Depois do primeiro debate presidencial televisionado da campanha, o interesse se desloca para os próximos encontros e para uma pergunta recorrente: quem é obrigado a ser convidado e quais regras definem a participação?
O Portal já cobriu o debate da Band de agosto, quando três dos seis convidados compareceram ao estúdio. Agora, o foco é o funcionamento da regra, não a avaliação de desempenho de qualquer participante.

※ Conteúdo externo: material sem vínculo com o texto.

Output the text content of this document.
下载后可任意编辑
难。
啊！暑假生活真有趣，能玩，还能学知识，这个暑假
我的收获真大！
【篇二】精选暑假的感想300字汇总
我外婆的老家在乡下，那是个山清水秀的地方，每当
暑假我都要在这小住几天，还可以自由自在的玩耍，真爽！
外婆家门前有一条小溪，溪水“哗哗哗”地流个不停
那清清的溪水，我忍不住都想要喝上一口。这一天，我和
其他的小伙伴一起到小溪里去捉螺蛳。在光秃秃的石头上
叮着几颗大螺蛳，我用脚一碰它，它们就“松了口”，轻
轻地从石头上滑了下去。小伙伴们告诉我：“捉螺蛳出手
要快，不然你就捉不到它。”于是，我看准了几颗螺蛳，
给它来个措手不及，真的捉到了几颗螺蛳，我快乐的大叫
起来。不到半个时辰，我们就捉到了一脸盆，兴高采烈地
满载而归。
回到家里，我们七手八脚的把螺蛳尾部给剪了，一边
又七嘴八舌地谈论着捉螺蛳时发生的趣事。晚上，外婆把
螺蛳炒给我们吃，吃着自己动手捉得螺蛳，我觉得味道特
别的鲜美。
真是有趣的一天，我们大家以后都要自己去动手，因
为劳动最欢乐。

Quem tem participação assegurada
A Lei das Eleições e as normas do TSE asseguram participação nos debates de rádio e televisão a candidaturas de partidos que atendam ao critério de representação mínima no Congresso Nacional. Em 2026, o TSE publicou tabela específica de representatividade usada para propaganda e debates.
Candidaturas de outras legendas podem ser convidadas, desde que a emissora respeite as regras aplicáveis e os acordos celebrados.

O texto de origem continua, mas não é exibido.